呑み込まれた男性の状態を確認し異常がないのを見て取ると、様子を伺っていた町の人に託し、レオンはすぐさま私の元へと走り寄って来た。
「バカ、アリィ! 何で勝手な真似を!! 呑み込まれなかったから良いようなものの、お前に何かあったら、俺は生きてはいけない――」
そう言って苦しい位に強く、堅く私を抱きしめた。
ええっと……もしもしレオン君?
そんな大げさな。ちょっと心配し過ぎですよ? 過保護かな?
しかも、緊急事態だったとはいえ『アリィ』って名前をはっきり呼んでくれちゃって。男装してるのがバレてしまうし、バレなきゃバレないで男同士はもっとまずいような気が……。
ちょっと落ち着こうか。
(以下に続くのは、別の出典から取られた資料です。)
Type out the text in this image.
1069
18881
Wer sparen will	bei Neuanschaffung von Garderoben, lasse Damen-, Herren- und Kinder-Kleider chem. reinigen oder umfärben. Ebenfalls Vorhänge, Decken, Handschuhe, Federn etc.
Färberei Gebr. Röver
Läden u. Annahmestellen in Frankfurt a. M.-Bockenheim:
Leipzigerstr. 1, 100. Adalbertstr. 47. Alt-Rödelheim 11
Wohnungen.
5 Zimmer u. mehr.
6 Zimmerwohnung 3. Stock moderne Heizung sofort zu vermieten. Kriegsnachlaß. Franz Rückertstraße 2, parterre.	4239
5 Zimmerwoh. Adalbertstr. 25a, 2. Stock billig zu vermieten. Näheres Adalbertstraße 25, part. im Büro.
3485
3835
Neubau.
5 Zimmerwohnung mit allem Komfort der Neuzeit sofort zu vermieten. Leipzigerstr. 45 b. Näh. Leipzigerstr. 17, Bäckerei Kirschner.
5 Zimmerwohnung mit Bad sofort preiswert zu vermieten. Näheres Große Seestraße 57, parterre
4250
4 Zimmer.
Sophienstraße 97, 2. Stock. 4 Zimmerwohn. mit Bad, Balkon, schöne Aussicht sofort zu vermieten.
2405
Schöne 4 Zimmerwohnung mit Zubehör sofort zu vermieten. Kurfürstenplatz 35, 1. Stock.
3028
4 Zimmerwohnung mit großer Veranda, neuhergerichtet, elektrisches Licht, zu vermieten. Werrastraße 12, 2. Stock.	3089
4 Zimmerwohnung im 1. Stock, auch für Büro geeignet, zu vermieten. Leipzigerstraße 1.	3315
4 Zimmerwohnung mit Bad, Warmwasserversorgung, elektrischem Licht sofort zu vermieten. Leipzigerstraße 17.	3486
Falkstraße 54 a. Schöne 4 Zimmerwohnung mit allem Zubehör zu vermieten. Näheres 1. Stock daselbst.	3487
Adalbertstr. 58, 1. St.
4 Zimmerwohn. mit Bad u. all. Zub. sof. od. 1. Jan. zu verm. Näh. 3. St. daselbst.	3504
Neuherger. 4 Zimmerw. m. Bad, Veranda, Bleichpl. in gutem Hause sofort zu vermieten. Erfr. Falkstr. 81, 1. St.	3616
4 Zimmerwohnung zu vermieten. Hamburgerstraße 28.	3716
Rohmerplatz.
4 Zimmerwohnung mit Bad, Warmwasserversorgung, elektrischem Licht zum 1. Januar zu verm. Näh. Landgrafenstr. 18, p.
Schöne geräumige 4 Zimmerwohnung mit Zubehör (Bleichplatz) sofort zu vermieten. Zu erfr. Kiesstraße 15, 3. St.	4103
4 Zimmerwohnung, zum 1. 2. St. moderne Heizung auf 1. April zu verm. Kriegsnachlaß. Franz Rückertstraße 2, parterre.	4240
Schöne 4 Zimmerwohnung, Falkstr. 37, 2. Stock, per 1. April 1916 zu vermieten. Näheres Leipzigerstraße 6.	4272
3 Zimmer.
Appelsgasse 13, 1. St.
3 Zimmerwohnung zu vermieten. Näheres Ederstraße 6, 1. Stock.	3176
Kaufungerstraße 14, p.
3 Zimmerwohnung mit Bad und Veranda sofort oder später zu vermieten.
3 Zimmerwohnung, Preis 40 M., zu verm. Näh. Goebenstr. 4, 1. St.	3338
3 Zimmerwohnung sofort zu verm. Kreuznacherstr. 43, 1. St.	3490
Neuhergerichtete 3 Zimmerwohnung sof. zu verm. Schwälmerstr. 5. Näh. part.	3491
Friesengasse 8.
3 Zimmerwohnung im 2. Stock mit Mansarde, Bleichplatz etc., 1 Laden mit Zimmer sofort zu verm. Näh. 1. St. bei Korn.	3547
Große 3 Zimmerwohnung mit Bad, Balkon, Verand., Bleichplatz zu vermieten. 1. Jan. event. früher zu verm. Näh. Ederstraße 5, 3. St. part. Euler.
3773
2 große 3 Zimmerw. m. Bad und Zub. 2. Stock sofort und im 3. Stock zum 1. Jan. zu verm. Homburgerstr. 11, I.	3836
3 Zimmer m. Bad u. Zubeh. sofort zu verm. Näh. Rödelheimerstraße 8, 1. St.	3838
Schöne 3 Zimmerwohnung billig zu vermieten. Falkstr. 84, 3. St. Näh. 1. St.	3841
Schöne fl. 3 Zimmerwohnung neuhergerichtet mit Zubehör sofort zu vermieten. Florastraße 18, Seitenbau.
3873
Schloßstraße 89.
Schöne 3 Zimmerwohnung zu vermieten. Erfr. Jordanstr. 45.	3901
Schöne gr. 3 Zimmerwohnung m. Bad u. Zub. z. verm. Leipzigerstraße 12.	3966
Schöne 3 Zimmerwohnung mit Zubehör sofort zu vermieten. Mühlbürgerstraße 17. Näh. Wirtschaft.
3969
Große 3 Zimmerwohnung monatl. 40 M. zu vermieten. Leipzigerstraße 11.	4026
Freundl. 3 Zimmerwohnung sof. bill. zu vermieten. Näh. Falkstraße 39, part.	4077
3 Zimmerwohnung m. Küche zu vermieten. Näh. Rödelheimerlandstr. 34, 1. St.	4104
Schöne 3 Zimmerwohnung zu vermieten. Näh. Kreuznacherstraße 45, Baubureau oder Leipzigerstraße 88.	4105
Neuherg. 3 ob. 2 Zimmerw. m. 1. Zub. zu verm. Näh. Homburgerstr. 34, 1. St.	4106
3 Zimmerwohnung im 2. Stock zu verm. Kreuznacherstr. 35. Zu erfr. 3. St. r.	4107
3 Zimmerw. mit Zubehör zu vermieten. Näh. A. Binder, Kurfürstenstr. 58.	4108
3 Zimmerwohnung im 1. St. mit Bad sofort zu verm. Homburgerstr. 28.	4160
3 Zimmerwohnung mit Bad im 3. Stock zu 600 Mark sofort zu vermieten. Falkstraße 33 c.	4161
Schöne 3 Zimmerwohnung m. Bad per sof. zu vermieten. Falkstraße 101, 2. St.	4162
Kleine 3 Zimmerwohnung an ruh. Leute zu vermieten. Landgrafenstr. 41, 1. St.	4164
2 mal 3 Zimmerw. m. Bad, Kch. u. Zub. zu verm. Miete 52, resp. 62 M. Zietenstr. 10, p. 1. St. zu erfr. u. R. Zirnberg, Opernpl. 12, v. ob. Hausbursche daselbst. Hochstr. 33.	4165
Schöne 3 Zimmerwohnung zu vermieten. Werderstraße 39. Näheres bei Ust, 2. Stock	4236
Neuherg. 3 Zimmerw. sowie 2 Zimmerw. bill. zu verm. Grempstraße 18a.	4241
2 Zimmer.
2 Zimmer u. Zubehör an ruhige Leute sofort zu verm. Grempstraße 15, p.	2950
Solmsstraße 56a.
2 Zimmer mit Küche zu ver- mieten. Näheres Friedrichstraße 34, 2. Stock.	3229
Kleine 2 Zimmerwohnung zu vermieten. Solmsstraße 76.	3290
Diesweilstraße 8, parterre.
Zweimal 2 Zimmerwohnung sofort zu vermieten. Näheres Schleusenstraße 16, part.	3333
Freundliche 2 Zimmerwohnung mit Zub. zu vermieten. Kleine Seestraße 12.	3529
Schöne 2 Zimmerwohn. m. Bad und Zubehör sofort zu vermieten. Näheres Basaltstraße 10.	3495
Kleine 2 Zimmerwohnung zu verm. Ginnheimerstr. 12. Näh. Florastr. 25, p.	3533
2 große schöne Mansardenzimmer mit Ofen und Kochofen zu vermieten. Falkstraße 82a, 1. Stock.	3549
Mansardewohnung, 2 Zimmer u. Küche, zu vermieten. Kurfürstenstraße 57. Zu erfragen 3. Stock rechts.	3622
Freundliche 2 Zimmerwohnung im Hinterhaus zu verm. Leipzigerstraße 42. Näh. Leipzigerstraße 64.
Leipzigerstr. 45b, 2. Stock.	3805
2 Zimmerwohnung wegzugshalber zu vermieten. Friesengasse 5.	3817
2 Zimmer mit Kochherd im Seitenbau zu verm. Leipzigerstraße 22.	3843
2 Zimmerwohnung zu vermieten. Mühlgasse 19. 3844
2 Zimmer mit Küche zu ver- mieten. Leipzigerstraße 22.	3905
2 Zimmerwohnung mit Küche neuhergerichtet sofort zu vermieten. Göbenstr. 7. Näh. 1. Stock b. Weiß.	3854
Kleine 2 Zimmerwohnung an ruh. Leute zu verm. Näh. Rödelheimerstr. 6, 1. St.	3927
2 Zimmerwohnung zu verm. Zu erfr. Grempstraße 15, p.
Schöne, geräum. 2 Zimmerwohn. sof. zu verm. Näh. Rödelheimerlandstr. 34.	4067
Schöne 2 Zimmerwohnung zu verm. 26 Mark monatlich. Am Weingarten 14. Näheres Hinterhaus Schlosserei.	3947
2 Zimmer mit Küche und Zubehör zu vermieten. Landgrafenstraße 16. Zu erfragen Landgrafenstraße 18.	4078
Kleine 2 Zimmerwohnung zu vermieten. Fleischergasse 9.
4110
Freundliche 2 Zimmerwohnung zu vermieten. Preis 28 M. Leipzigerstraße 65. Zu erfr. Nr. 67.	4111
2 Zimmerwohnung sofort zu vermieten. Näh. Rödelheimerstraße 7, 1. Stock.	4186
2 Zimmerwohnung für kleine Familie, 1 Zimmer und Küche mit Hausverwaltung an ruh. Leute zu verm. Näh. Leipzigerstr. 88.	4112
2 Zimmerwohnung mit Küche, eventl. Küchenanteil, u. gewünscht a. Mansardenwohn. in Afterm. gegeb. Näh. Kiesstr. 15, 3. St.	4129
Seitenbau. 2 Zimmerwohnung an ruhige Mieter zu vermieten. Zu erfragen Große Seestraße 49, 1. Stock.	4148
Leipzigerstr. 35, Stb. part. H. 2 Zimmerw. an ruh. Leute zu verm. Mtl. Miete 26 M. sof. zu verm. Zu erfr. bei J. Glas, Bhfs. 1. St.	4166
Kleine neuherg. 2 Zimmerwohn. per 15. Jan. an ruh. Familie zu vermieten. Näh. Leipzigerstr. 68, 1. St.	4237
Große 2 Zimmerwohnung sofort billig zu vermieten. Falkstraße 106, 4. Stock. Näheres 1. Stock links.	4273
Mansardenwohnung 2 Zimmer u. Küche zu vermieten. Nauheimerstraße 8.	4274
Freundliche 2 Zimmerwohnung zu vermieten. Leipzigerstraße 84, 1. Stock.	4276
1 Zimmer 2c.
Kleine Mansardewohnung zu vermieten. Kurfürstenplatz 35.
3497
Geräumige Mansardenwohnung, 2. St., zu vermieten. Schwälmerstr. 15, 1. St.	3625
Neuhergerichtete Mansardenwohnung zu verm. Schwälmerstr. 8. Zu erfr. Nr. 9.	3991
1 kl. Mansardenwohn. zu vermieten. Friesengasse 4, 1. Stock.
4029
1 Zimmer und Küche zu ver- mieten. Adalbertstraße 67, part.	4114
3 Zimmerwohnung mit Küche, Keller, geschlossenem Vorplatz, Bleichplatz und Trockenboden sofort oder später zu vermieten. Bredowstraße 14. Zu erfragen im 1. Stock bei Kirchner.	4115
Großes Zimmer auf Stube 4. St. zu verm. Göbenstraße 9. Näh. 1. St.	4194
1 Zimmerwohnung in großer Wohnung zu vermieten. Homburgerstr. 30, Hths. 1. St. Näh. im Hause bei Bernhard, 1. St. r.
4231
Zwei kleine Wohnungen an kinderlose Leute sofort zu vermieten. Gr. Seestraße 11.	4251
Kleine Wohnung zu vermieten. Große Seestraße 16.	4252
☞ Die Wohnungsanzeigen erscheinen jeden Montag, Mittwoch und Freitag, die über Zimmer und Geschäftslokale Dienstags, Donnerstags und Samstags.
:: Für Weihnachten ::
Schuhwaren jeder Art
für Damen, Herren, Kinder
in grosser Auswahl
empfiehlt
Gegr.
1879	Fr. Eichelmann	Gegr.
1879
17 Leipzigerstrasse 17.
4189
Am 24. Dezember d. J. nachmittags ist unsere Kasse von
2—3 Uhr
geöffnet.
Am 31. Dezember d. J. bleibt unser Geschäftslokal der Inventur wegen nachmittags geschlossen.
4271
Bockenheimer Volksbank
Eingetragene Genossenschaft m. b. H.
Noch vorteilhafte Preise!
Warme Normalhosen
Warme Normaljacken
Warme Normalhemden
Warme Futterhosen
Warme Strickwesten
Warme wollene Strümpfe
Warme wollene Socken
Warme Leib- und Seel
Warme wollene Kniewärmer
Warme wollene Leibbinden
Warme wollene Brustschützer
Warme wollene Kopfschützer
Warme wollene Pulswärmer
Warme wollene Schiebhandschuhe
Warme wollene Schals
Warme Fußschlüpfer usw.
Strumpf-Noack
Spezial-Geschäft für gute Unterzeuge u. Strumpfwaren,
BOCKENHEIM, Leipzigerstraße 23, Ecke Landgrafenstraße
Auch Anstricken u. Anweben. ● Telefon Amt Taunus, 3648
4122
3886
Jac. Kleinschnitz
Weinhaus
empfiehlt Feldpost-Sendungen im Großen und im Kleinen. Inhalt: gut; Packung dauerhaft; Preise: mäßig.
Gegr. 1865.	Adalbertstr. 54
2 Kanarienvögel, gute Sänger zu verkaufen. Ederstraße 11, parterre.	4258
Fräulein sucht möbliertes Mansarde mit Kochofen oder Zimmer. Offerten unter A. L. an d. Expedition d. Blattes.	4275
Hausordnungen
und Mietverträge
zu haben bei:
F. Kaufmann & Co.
街の人の目も痛いような気もするし。
「レヴィン!!」
襲われていた若い男性のところに、彼の恋人……にしては若干老けているような? が走り寄って来た。良く見るとそれは、先ほどの薬屋のおばさんだった。
「ああ、良かった。あんた無事だったんだね。いっつもボーっとしているから、あたしゃダメかと思ったよ」
そう言って目を開いた男性の頬をむぎゅーっと押し潰し、安否を確認している。レヴィンと呼ばれた男性は、ちょっと嫌そうに「おふくろ」と、つぶやいた。そっか、親子か。良かった、元気そうだ!
それにしてもおばさん、そんなに大声で。ただでさえ陰に呑み込まれそうになってショックだったろうにいっつもボーっとしてるってバラされるなんて。
ようやく落ち着いたのか少しだけ身体を離してくれたレオンと二人でその様子を見ていると、おばさんがこちらに走り寄って来た……元気だ。
「ああ、さっきのあんた達かい? うちのバカ息子を助けてくれたのは。――ああ、そうか、そういう事なんだね? さっきは余計なことを言っちまって悪かった。これはほんの気持ち、お礼だよ」
そう言って薬屋のおばさんは、私の手の中に先ほどの『惚れ薬』の瓶を落とした。
「あたしゃ別に偏見は無いよ? 彼氏と仲良くね!」
すごくいい笑顔で手を振られたけど……これって絶対に男同士でって勘違いされてるよね!?